Convencido de su sorpasso en el reordenamiento del statu quo mundial, Aznar salió el encuentro de George Bush, el alguacil del Condado de Houston. Un papel paradójicamente similar al de los austracistas catalanes en la guerra dinástica (hace 300 años) contra Felipe de Anjou. Aquel conflicto, revisitado hoy por los indepes (ya son ganas) como la referencia de la nación, desembocó en Utrech, la última ratio de un capítulo de nuestra historia. Y la mirada atlántica no volvió hasta la llegada al poder de Leopoldo Calvo Sotelo, con la entrada de España en la OTAN, en mayo de 1982.

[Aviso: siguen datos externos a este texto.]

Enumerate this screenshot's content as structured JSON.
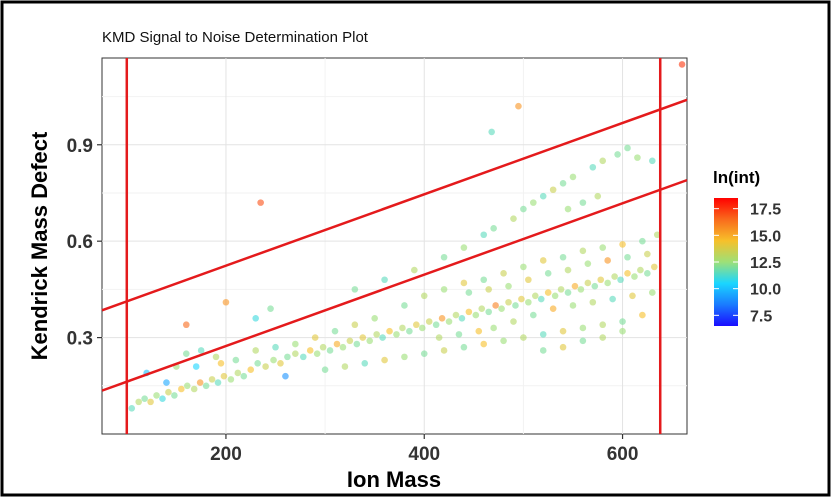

Aznar supuso que la OTAN era eterna, que el euro era obra suya, que la guerra contraterrorista se gana solo a cañonazos, que la unidad de España no precisa retoques ni debates
Felipe recurrió pocos años después a un referéndum para justificar su giro, convencido de que sin los aliados no habría proyecto europeo. Se la jugó a una carta igual que se la había jugado en el congreso de Suresnes, al rechazar el marxismo ante sus militantes. Aznar, por su parte, supuso que la OTAN era eterna, que el euro era obra suya, que la guerra contraterrorista se gana solo a cañonazos, que la unidad de España no precisa retoques ni debates. Abrazó tesis teologales; supuso demasiado y la Navaja de Ockham parte del principio de que ante dos tesis igualadas en doctrina debemos escoger la contenga menos suposiciones.
Felipe no es ningún santo. Cree que el disimulo, hábitat de los virtuosos, exime de la mentira. Pero eso será en otras latitudes porque, en España, se coge a un mentiroso antes que a un cojo. Ha dominado su partido a base de postverdades, como lo hizo cuando destronó a Borrell, ganador de unas primarias, para meter a Almunia; no pudo con ZP, pero se ocupó de su retirada en manos de Rubalcaba. Pasa por ganador, cuando en realidad ha perdido muchas veces, la última apoyando a Susana Díaz en contra de Pedro Sánchez. Y hoy, su larga mano florentina escudriña en las federaciones --la valenciana de Ximo Puig es una muestra-- para calibrar las posibilidades de un reflujo del sanchismo.
Felipe es un barón de las tinieblas aunque, en otro tiempo, fuese el rey de Dinamarca. Pese a todo, Europa le rinde armas (se vio nítidamente el pasado sábado en Estrasburgo) en recuerdo de su enorme contribución. Felipe y José María Aznar son un príncipe de la UE frente a su hermano menor.